For years, one of my pro bono activities was serving as a small claims court arbitrator in Manhattan civil court. It was, to be frank, illuminating. While the breadth of claims was, well, breathtaking, there were certain claims that were exceptionally common. The “bad haircut” cases, the “security deposit refund” cases and the nastiest of all, the “neighbor” cases.
It’s good to know neighbors aren’t just awful in New York City, but in Ontario, Canada, as well.
In what is perhaps the piece de resistance of the claim, the Plaintiffs allege that the Defendants – again focusing primarily on Ms. Taerk – sometimes stand in their own driveway or elsewhere on their property and look at the Plaintiffs’ house. One of the video exhibits shows Ms. Taerk doing just that, casting her gaze from her own property across the street and resting her eyes on the Plaintiffs’ abode for a full 25 seconds. There is no denying that Ms. Taerk is guilty as charged. The camera doesn’t lie.

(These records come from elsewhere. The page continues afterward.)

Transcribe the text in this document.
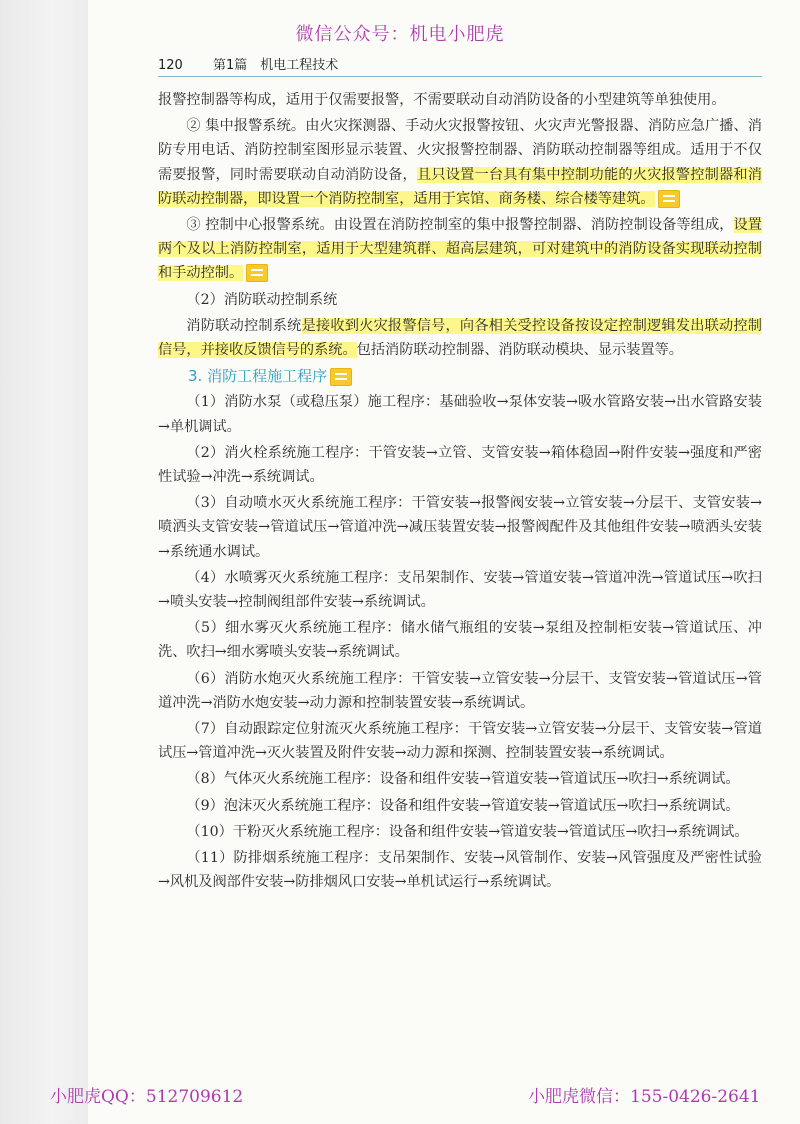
微信公众号：机电小肥虎
120 第1篇　机电工程技术

报警控制器等构成，适用于仅需要报警，不需要联动自动消防设备的小型建筑等单独使用。

② 集中报警系统。由火灾探测器、手动火灾报警按钮、火灾声光警报器、消防应急广播、消防专用电话、消防控制室图形显示装置、火灾报警控制器、消防联动控制器等组成。适用于不仅需要报警，同时需要联动自动消防设备，且只设置一台具有集中控制功能的火灾报警控制器和消防联动控制器，即设置一个消防控制室，适用于宾馆、商务楼、综合楼等建筑。

③ 控制中心报警系统。由设置在消防控制室的集中报警控制器、消防控制设备等组成，设置两个及以上消防控制室，适用于大型建筑群、超高层建筑，可对建筑中的消防设备实现联动控制和手动控制。

（2）消防联动控制系统

消防联动控制系统是接收到火灾报警信号，向各相关受控设备按设定控制逻辑发出联动控制信号，并接收反馈信号的系统。包括消防联动控制器、消防联动模块、显示装置等。

3. 消防工程施工程序

（1）消防水泵（或稳压泵）施工程序：基础验收→泵体安装→吸水管路安装→出水管路安装→单机调试。

（2）消火栓系统施工程序：干管安装→立管、支管安装→箱体稳固→附件安装→强度和严密性试验→冲洗→系统调试。

（3）自动喷水灭火系统施工程序：干管安装→报警阀安装→立管安装→分层干、支管安装→喷洒头支管安装→管道试压→管道冲洗→减压装置安装→报警阀配件及其他组件安装→喷洒头安装→系统通水调试。

（4）水喷雾灭火系统施工程序：支吊架制作、安装→管道安装→管道冲洗→管道试压→吹扫→喷头安装→控制阀组部件安装→系统调试。

（5）细水雾灭火系统施工程序：储水储气瓶组的安装→泵组及控制柜安装→管道试压、冲洗、吹扫→细水雾喷头安装→系统调试。

（6）消防水炮灭火系统施工程序：干管安装→立管安装→分层干、支管安装→管道试压→管道冲洗→消防水炮安装→动力源和控制装置安装→系统调试。

（7）自动跟踪定位射流灭火系统施工程序：干管安装→立管安装→分层干、支管安装→管道试压→管道冲洗→灭火装置及附件安装→动力源和探测、控制装置安装→系统调试。

（8）气体灭火系统施工程序：设备和组件安装→管道安装→管道试压→吹扫→系统调试。

（9）泡沫灭火系统施工程序：设备和组件安装→管道安装→管道试压→吹扫→系统调试。

（10）干粉灭火系统施工程序：设备和组件安装→管道安装→管道试压→吹扫→系统调试。

（11）防排烟系统施工程序：支吊架制作、安装→风管制作、安装→风管强度及严密性试验→风机及阀部件安装→防排烟风口安装→单机试运行→系统调试。

小肥虎QQ：512709612	小肥虎微信：155-0426-2641
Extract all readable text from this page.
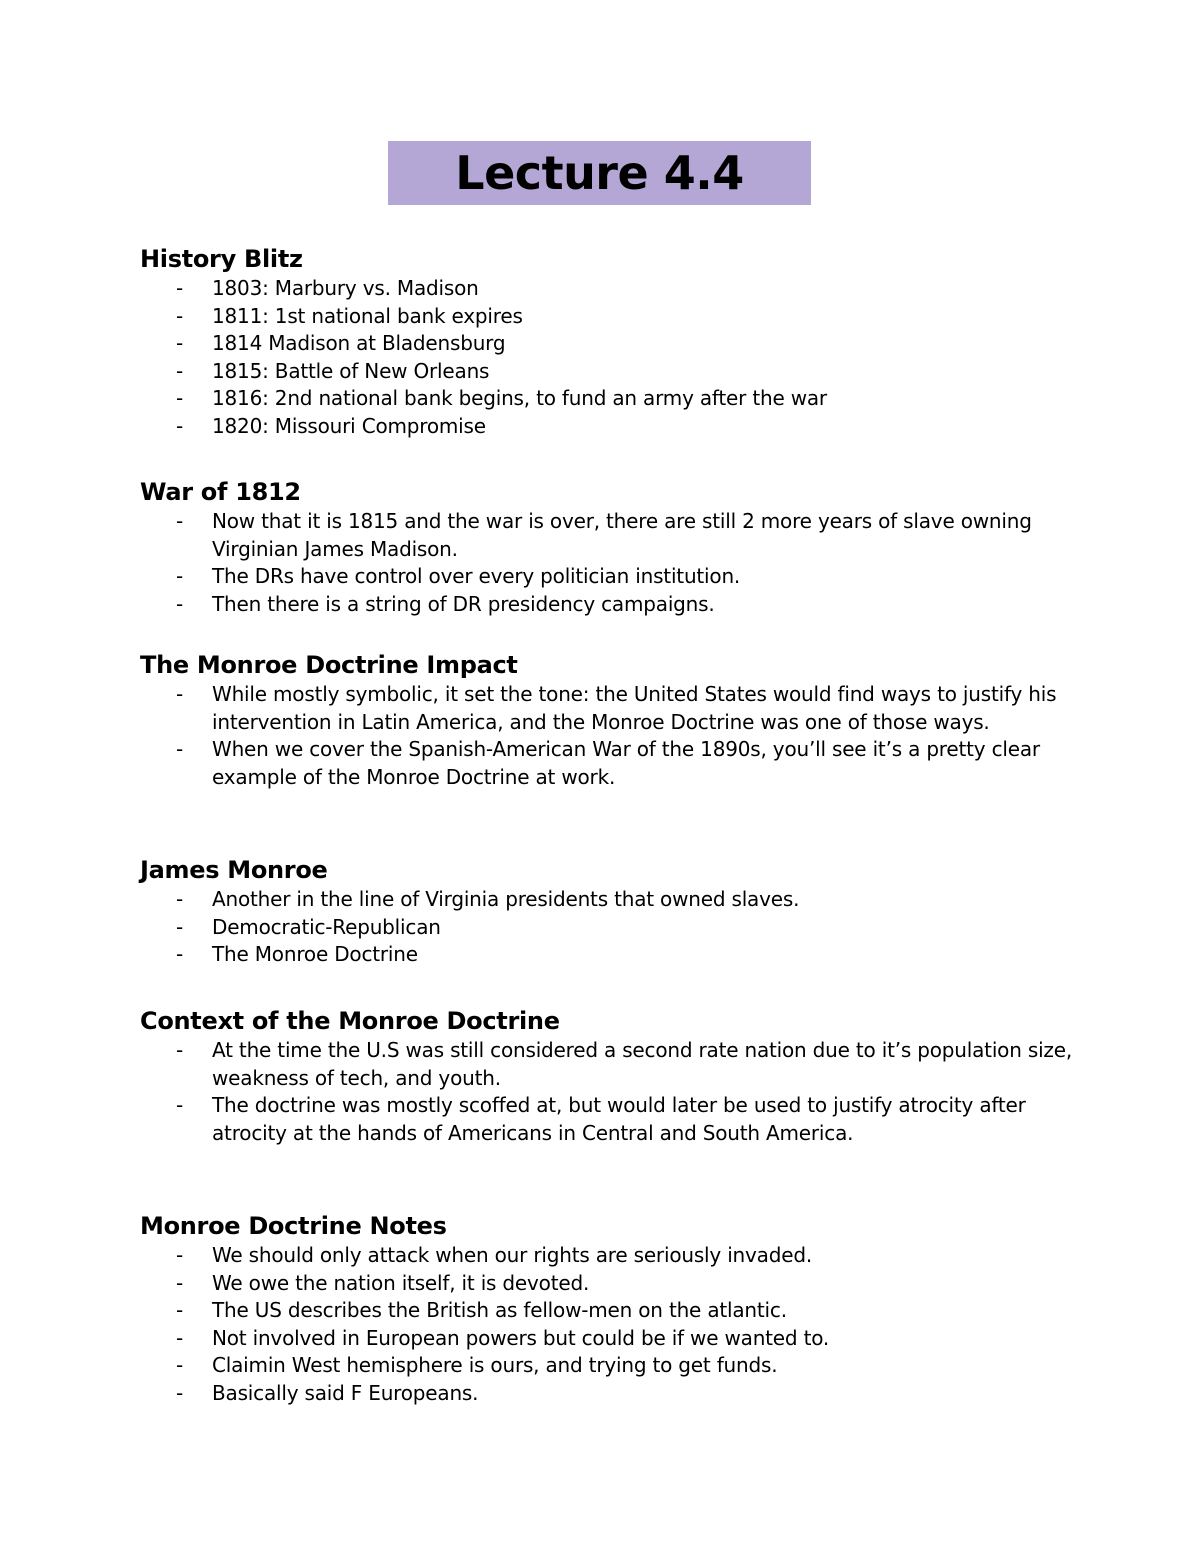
Lecture 4.4
History Blitz
- 1803: Marbury vs. Madison
- 1811: 1st national bank expires
- 1814 Madison at Bladensburg
- 1815: Battle of New Orleans
- 1816: 2nd national bank begins, to fund an army after the war
- 1820: Missouri Compromise
War of 1812
- Now that it is 1815 and the war is over, there are still 2 more years of slave owning Virginian James Madison.
- The DRs have control over every politician institution.
- Then there is a string of DR presidency campaigns.
The Monroe Doctrine Impact
- While mostly symbolic, it set the tone: the United States would find ways to justify his intervention in Latin America, and the Monroe Doctrine was one of those ways.
- When we cover the Spanish-American War of the 1890s, you’ll see it’s a pretty clear example of the Monroe Doctrine at work.
James Monroe
- Another in the line of Virginia presidents that owned slaves.
- Democratic-Republican
- The Monroe Doctrine
Context of the Monroe Doctrine
- At the time the U.S was still considered a second rate nation due to it’s population size, weakness of tech, and youth.
- The doctrine was mostly scoffed at, but would later be used to justify atrocity after atrocity at the hands of Americans in Central and South America.
Monroe Doctrine Notes
- We should only attack when our rights are seriously invaded.
- We owe the nation itself, it is devoted.
- The US describes the British as fellow-men on the atlantic.
- Not involved in European powers but could be if we wanted to.
- Claimin West hemisphere is ours, and trying to get funds.
- Basically said F Europeans.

The things that evoke outrage are often unique. But the judge, after a brief but exceptionally funny opinion, gets to the bottom line.
In my view, the parties do not need a judge; what they need is a rather stern kindergarten teacher. I say this with the greatest of respect, as both the Plaintiffs and the Defendants are educated professionals who are successful in their work lives and are otherwise productive members of the community. Despite their many advantages in life, however, they are acting like children.
The judge thereupon trashes all claims, and adds this final spanking to the order.
There will be no costs order. Each side deserves to bear its own costs.
Indeed, each sides deserves to bear more than their own costs, but the cost of the court wasted on their neighborly hatred.
Except there remains a point that is easily missed in the scheme of this hysterical benchslap, that the neighbors will leave court no better off than they arrived. No matter how ridiculous their complaints of each other, the War will continue and neighbors will be miserable, smug in their righteousness of their own offense and outraged at their neighbor’s failure to disappear from the face of the earth.
This being such a common cause in my arbitration, the fact that the claims may have been legally unrecognizable wasn’t the end of my efforts. My usual tact was to separate the warring factions and give them a talk about squandering their lives in anger over crap, and simultaneously rationalizing why they’re behaving like offensive assholes.
As Justice E.M. Morgan observed, they didn’t need a judge but a stern kindergarten teacher. But simply saying this doesn’t do the trick. Someone needs to be that stern teacher, to grab them by the scruff of the neck and tell them that they’re suffering a life of misery of their own making, and it will only get worse.
It is, without a doubt, a nightmare to have horrible neighbors, and some are, without a doubt, horrible. Whether the talk worked was never clear, as there was no way for me to follow up a month, a year, later. But at least I tried to make people’s lives a little less pointlessly awful, even if it didn’t involve a positive, supportive tummy rub from a empathetic arbitrator.
Whether this suffices in Canada, I don’t know, eh?